The whole squad looked where he was pointing.
"Goddamn."
"That's them Marfa Lights. I know what that is."
"We're way the fuck away from Marfa, boy. You ain't got no goddamn sense. That's some kinda aggressor flare."
Collins looked at the glow. It rose a little distance from the surface of the desert and hung in the air, a round, yellow ball about the size of the full moon.
"Lucas, get HQ on the horn."
After a moment the radiotelephone burped. HQ sounded a million miles away. "Permission to transmit in the clear."
"Granted."
"We are observing a stationary yellow flare south-southeast our position at approximately nine o'clock. Advise please."

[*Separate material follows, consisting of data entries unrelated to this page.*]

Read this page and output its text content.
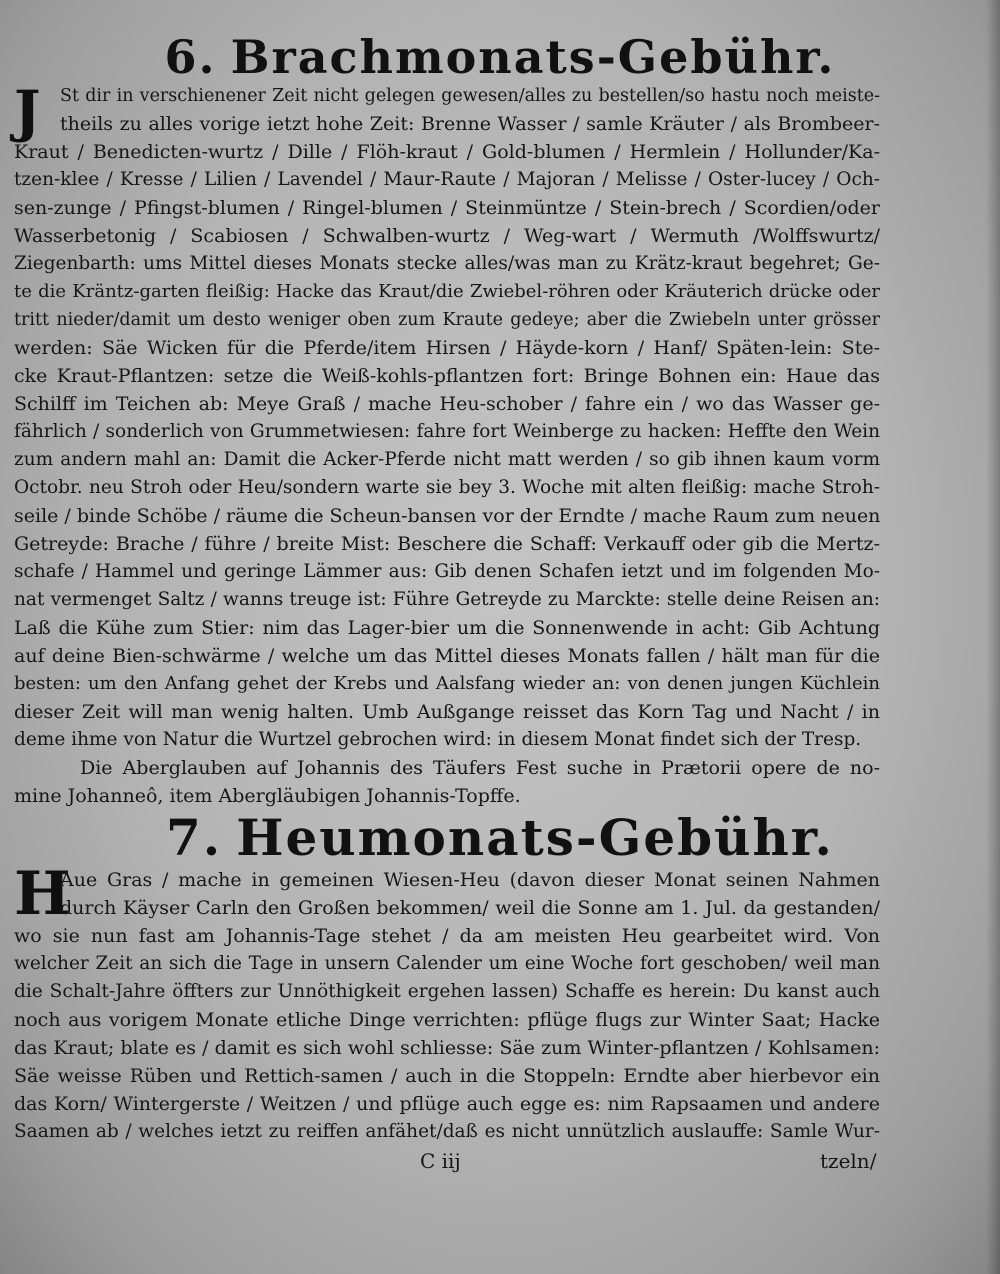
6. Brachmonats-Gebühr.
J St dir in verschienener Zeit nicht gelegen gewesen/alles zu bestellen/so hastu noch meiste-
theils zu alles vorige ietzt hohe Zeit: Brenne Wasser / samle Kräuter / als Brombeer-
Kraut / Benedicten-wurtz / Dille / Flöh-kraut / Gold-blumen / Hermlein / Hollunder/Ka-
tzen-klee / Kresse / Lilien / Lavendel / Maur-Raute / Majoran / Melisse / Oster-lucey / Och-
sen-zunge / Pfingst-blumen / Ringel-blumen / Steinmüntze / Stein-brech / Scordien/oder
Wasserbetonig / Scabiosen / Schwalben-wurtz / Weg-wart / Wermuth /Wolffswurtz/
Ziegenbarth: ums Mittel dieses Monats stecke alles/was man zu Krätz-kraut begehret; Ge-
te die Kräntz-garten fleißig: Hacke das Kraut/die Zwiebel-röhren oder Kräuterich drücke oder
tritt nieder/damit um desto weniger oben zum Kraute gedeye; aber die Zwiebeln unter grösser
werden: Säe Wicken für die Pferde/item Hirsen / Häyde-korn / Hanf/ Späten-lein: Ste-
cke Kraut-Pflantzen: setze die Weiß-kohls-pflantzen fort: Bringe Bohnen ein: Haue das
Schilff im Teichen ab: Meye Graß / mache Heu-schober / fahre ein / wo das Wasser ge-
fährlich / sonderlich von Grummetwiesen: fahre fort Weinberge zu hacken: Heffte den Wein
zum andern mahl an: Damit die Acker-Pferde nicht matt werden / so gib ihnen kaum vorm
Octobr. neu Stroh oder Heu/sondern warte sie bey 3. Woche mit alten fleißig: mache Stroh-
seile / binde Schöbe / räume die Scheun-bansen vor der Erndte / mache Raum zum neuen
Getreyde: Brache / führe / breite Mist: Beschere die Schaff: Verkauff oder gib die Mertz-
schafe / Hammel und geringe Lämmer aus: Gib denen Schafen ietzt und im folgenden Mo-
nat vermenget Saltz / wanns treuge ist: Führe Getreyde zu Marckte: stelle deine Reisen an:
Laß die Kühe zum Stier: nim das Lager-bier um die Sonnenwende in acht: Gib Achtung
auf deine Bien-schwärme / welche um das Mittel dieses Monats fallen / hält man für die
besten: um den Anfang gehet der Krebs und Aalsfang wieder an: von denen jungen Küchlein
dieser Zeit will man wenig halten. Umb Außgange reisset das Korn Tag und Nacht / in
deme ihme von Natur die Wurtzel gebrochen wird: in diesem Monat findet sich der Tresp.
Die Aberglauben auf Johannis des Täufers Fest suche in Prætorii opere de no-
mine Johanneô, item Abergläubigen Johannis-Topffe.
7. Heumonats-Gebühr.
H
Aue Gras / mache in gemeinen Wiesen-Heu (davon dieser Monat seinen Nahmen
durch Käyser Carln den Großen bekommen/ weil die Sonne am 1. Jul. da gestanden/
wo sie nun fast am Johannis-Tage stehet / da am meisten Heu gearbeitet wird. Von
welcher Zeit an sich die Tage in unsern Calender um eine Woche fort geschoben/ weil man
die Schalt-Jahre öffters zur Unnöthigkeit ergehen lassen) Schaffe es herein: Du kanst auch
noch aus vorigem Monate etliche Dinge verrichten: pflüge flugs zur Winter Saat; Hacke
das Kraut; blate es / damit es sich wohl schliesse: Säe zum Winter-pflantzen / Kohlsamen:
Säe weisse Rüben und Rettich-samen / auch in die Stoppeln: Erndte aber hierbevor ein
das Korn/ Wintergerste / Weitzen / und pflüge auch egge es: nim Rapsaamen und andere
Saamen ab / welches ietzt zu reiffen anfähet/daß es nicht unnützlich auslauffe: Samle Wur-
C iij	tzeln/
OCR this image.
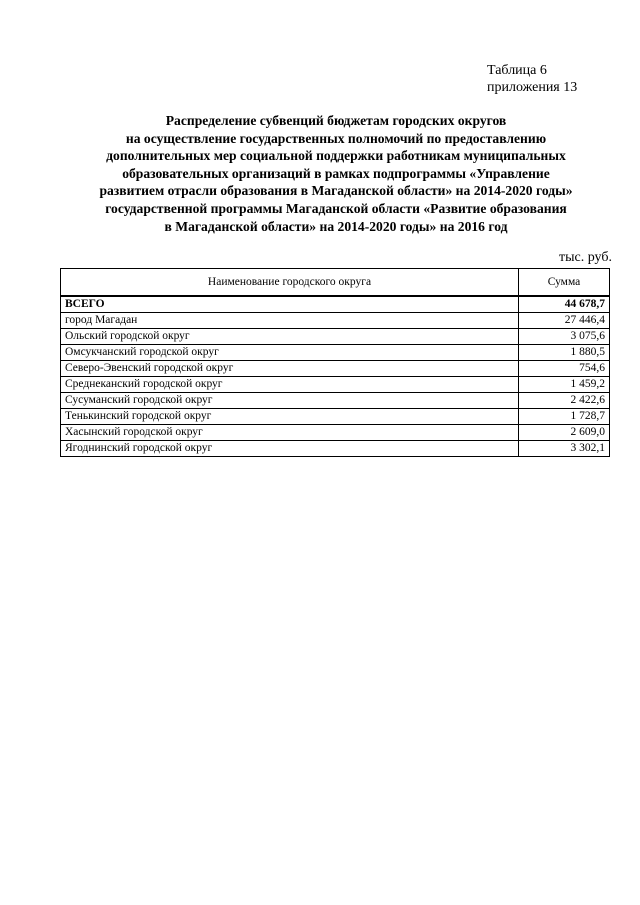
Таблица 6
приложения 13
Распределение субвенций бюджетам городских округов
на осуществление государственных полномочий по предоставлению
дополнительных мер социальной поддержки работникам муниципальных
образовательных организаций в рамках подпрограммы «Управление
развитием отрасли образования в Магаданской области» на 2014-2020 годы»
государственной программы Магаданской области «Развитие образования
в Магаданской области» на 2014-2020 годы» на 2016 год
тыс. руб.
Наименование городского округа	Сумма
ВСЕГО	44 678,7
город Магадан	27 446,4
Ольский городской округ	3 075,6
Омсукчанский городской округ	1 880,5
Северо-Эвенский городской округ	754,6
Среднеканский городской округ	1 459,2
Сусуманский городской округ	2 422,6
Тенькинский городской округ	1 728,7
Хасынский городской округ	2 609,0
Ягоднинский городской округ	3 302,1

There was a fairly long silence, during which Collins watched the flare. "This is Lieutenant Ford, repeat that location."
"South-southeast our position, approximately nine o'clock."
"That is off the game board, Corporal. Assume it's unconnected activity."
"Yes, sir. Over and out." He put the receiver back into the unit. "That flare is unconnected activity," he said aloud. "HQ says to disregard."
The men hardly heard him. They were watching the flare, which was now moving about in the sky, fluttering from side to side like a leaf. For a long time nobody said anything.
The disappearance of the thing was as sudden as a light being turned off.
The men remained still and silent. Finally Mastic farted, which brought a snort of derision from Sweet Charlie.
"Season the fuckin' bivouac, right Mastic?"
"The more you eat, the more you toot."
"Vienna sausages ain't beans."
"All C rations are beans. See the numbers on these cans? This means they were made in June of 1944.
That's three years ago."
"Hell, they're new. I hearda guys openin' these cans and findin' hardtack and molasses. The U.S. Army ain't issued rations like that since the Civil War."